Cooking good food doesn’t only take time and skill and a pinch of practice but also a good sense of taste. Creating and re-creating foods is probably one of the most interesting skills we humans have come up with.
With that in mind, could a robot ever learn to cook like a human?
MIT thinks so and it has even published a new study titled “How to make a pizza: Learning a compositional layer-based GAN model“, which explores how machine learning can be trained to ‘look’ at a dish and then come up with a step-by-step guide on how to re-create it.
The project has been dubbed PizzaGAN (GAN stands for Generative Adversarial Network) and it uses, of course, pizza, to demonstrate the network’s abilities.
Because pizza is made by layering different types of ingredients, the researchers taught the machine how to dissect images of pizza in order to identify the different ingredients.
The researchers created a dataset of 5,500 images of pizza taken from a clip art batch. Next, they spent some quality time creeping around the #pizza hashtag on Instagram for some real-life examples that maxed out at 9,213 images.
These images were then fed to the machine and the researchers trained it how to add or subtract every individual ingredient, and to subsequently create a synthesized image.
They then created a different model that detected the toppings the machine could see and then could predict the order they were sprinkled over the pizza crust during the cooking process by calculating depth.
The MIT researchers received their best results from the synthetic dataset but the overall results were pretty accurate, according to them.
The idea behind the project is that, after some tweaks, the networks could simply scan a photo of a dish and then deliver an accurate recipe with step-by-step instructions based only on what it can see.

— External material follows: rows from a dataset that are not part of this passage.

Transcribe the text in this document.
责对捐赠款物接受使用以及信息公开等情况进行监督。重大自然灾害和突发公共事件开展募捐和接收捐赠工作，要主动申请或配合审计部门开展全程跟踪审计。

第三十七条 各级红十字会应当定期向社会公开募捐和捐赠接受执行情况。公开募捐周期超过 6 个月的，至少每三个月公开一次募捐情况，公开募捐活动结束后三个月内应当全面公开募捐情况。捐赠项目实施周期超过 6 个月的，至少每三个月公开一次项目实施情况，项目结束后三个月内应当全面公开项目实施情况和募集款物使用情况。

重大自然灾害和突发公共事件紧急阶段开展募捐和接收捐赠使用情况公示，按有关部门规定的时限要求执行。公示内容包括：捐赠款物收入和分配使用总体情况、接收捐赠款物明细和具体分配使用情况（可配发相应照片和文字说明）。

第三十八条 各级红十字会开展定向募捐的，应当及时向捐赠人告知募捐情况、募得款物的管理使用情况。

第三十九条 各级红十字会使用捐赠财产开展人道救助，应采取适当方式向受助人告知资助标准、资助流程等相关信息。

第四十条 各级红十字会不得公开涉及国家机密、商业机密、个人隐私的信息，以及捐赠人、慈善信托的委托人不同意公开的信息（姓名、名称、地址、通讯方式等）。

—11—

The team behind PizzaGAN added that the networks could be used in completely different contexts as well.
“Though we have evaluated our model only in the context of pizza, we believe that a similar approach is promising for other types of foods that are naturally layered such as burgers, sandwiches, and salads,” the MIT team said. “It will be interesting to see how our model performs on domains such as digital fashion shopping assistants, where a key operation is the virtual combination of different layers of clothes.”
At its core, the research shows us that we can make AI tell the difference between what it might initially see as just a pile of random ingredients and a delicious pizza, with all that a pizza actually entails.